K-means clustering isn’t the best clustering algorithm out there. It isn’t highly accurate because K-means assumes all clusters to be even in size and spherical in shape. K-means also can’t handle complex geometry. It is specifically useful only for flat geometry clusters. And outliers, if present, can have a major influence on the output clusters. Yet, K-means has been popular for ages and is widely used in marketing and customer domains. This popularity has puzzled me for sometime. And I have now reached a point where I know why.
#1 High Accuracy Is Often Not a Business Requirement for Clustering
In most of the use-cases where clustering is used, the business requirement would be quite straight forward. It would be something like ‘we need four distinct customer segments’ or ‘we need to divide the delivery zones’ or ‘we need to group the images’ etc. In these cases, the business requires only guidance in form of grouped data so that they can divert business processes accordingly. K-means is good enough to segment the data into decent and useful clusters as long as the input data doesn’t have too many missing values.
When high accuracy is not critical, then feasibility of implementation would be the next key factor for selecting an ML model.
#2 K-Means Is Simple to Implement
K-mean is easy to understand and implement cause it is based on two simple concepts — centroid movement and cluster assignments.
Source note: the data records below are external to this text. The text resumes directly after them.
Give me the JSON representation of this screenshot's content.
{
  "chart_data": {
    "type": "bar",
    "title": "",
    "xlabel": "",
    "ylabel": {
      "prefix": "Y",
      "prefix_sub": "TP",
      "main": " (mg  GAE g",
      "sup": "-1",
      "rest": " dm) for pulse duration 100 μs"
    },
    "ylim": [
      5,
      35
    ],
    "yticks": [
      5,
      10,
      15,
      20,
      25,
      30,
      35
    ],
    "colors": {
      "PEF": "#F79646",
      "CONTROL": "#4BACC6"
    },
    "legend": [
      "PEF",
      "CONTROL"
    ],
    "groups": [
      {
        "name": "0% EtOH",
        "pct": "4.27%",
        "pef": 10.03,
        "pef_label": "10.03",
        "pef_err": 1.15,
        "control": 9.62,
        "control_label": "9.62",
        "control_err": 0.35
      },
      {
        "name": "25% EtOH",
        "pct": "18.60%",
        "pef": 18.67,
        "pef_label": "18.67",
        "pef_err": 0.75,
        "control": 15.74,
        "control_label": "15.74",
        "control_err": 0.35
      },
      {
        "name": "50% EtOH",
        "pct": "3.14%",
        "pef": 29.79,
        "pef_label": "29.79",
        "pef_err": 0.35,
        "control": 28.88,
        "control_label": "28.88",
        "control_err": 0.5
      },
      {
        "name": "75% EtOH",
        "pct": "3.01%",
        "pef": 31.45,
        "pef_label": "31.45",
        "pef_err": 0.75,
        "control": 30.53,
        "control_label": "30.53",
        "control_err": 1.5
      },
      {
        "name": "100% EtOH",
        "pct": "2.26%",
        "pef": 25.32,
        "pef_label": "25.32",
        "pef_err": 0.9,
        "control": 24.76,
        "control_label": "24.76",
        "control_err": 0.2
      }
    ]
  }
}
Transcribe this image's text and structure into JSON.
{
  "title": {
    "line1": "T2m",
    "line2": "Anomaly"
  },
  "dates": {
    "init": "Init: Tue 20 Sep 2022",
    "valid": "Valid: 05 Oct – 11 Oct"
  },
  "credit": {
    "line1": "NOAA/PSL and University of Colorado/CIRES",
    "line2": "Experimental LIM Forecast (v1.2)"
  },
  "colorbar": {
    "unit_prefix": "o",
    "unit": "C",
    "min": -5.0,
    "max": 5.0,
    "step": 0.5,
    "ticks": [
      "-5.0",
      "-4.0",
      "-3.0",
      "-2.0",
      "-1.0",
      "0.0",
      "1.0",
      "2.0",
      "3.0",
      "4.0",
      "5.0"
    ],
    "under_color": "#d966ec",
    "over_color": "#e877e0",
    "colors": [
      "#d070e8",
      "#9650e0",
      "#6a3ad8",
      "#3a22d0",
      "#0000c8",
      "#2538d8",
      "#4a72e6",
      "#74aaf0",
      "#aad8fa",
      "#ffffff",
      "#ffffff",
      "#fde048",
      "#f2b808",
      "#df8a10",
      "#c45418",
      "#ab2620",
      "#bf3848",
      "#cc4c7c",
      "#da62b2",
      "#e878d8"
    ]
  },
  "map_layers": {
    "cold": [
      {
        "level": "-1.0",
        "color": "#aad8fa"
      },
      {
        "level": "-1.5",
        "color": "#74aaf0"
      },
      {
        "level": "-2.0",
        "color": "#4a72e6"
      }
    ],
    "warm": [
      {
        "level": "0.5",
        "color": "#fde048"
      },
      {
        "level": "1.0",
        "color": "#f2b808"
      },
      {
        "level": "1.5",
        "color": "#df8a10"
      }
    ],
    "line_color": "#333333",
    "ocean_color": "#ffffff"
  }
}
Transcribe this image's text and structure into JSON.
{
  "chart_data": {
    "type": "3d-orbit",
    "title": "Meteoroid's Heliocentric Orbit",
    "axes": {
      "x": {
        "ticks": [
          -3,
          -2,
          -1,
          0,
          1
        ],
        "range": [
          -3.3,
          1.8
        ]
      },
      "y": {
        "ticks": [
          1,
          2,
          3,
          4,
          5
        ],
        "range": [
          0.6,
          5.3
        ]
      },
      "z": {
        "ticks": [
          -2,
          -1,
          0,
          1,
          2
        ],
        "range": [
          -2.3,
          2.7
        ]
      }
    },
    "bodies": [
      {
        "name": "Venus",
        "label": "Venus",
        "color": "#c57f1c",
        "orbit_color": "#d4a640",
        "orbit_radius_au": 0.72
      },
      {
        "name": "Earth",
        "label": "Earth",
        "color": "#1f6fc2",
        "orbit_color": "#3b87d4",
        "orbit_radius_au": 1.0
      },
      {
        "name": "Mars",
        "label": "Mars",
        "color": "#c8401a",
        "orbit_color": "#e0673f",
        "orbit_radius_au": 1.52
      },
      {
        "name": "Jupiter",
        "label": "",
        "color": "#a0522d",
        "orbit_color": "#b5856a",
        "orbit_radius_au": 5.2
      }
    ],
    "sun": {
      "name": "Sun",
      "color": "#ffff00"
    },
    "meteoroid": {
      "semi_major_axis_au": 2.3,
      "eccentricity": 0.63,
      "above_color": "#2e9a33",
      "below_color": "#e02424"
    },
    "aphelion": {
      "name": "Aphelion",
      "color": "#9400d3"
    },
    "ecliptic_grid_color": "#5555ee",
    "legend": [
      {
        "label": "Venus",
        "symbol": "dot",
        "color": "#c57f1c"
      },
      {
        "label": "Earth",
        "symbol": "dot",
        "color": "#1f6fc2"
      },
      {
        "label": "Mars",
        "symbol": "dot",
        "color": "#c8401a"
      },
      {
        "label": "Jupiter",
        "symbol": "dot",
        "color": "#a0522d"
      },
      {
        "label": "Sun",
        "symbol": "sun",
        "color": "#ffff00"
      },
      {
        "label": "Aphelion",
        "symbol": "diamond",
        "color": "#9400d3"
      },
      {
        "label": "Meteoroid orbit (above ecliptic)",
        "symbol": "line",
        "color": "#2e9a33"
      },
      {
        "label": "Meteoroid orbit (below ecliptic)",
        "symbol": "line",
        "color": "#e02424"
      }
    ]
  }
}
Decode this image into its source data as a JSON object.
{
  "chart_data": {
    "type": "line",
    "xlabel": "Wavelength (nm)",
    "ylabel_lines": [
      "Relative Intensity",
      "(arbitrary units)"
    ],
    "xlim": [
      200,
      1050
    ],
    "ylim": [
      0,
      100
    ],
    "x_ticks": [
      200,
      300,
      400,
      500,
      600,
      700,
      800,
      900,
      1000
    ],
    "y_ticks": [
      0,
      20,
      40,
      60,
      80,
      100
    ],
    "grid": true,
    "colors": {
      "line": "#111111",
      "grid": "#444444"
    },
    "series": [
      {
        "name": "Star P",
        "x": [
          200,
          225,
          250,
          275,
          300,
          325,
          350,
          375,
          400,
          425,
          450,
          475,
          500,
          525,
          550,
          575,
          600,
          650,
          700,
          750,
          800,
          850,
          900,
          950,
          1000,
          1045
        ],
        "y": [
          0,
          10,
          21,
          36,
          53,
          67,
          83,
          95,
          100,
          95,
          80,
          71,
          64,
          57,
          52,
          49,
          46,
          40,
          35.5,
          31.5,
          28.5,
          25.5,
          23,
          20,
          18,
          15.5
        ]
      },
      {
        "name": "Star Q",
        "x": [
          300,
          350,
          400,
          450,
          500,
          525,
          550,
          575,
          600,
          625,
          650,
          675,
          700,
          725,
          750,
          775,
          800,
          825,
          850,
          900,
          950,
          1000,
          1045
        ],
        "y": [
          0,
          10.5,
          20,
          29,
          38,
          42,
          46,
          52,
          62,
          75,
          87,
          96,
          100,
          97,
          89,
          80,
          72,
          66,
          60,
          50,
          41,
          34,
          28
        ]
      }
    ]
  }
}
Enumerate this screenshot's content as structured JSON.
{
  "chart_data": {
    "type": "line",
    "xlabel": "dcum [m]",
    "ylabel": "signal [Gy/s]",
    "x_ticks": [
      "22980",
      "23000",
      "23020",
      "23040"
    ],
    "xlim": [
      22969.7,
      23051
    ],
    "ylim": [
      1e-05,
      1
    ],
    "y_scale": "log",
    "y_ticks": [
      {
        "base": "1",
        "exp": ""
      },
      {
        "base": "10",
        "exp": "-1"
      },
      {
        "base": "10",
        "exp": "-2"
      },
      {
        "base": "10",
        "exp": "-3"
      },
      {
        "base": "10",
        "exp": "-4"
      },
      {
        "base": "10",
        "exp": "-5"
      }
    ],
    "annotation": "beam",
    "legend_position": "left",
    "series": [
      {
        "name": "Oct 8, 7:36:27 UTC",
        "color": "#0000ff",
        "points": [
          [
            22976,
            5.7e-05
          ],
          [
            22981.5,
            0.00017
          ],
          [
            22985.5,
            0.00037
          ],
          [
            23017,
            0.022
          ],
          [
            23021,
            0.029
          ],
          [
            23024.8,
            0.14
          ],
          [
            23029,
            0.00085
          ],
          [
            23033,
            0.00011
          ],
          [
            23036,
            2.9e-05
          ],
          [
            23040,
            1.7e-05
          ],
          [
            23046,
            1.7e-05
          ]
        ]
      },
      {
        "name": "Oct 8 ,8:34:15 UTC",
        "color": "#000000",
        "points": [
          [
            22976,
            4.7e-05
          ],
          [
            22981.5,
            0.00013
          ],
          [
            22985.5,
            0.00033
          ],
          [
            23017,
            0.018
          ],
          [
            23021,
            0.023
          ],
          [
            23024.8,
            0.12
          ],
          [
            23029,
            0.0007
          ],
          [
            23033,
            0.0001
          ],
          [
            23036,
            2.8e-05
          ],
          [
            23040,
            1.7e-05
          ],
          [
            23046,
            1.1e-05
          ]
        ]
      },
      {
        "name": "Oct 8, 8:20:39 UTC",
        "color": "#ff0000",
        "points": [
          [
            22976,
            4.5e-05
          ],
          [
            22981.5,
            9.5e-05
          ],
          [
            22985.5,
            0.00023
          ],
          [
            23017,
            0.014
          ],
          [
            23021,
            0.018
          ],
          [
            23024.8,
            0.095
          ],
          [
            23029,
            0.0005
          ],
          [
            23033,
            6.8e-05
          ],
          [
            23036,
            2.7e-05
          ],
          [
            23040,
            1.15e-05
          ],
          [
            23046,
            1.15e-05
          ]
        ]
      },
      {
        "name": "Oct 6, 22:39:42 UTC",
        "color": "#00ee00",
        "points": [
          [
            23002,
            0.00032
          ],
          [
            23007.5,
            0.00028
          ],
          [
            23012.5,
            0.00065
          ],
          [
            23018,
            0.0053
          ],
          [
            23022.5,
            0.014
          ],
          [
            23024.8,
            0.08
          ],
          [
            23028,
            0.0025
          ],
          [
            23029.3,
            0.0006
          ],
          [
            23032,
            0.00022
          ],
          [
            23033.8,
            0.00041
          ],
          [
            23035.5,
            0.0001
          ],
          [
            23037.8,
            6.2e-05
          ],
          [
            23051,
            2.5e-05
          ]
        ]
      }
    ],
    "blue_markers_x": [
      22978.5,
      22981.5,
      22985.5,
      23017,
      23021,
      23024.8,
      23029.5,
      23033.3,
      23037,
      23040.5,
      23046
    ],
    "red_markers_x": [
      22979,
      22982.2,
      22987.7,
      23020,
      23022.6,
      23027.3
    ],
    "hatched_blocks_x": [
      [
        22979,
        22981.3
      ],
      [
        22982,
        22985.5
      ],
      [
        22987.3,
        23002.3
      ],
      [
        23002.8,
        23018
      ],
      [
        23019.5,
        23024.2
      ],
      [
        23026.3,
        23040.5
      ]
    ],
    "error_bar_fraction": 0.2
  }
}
But of course, you don’t have to code it from scratch. The general practice is to simply utilize the K-means implementation from TensorFlow, scikit-learn, or any other framework where the core functionality is already available. Also, the input to the algorithm constitutes only the data, and (in general) just two configurations namely ‘the number of clusters’ and ‘the number of iterations’.
#3 It Has Less Overhead
K-means isn’t memory intensive. This means the infrastructure need for execution will be more dependent…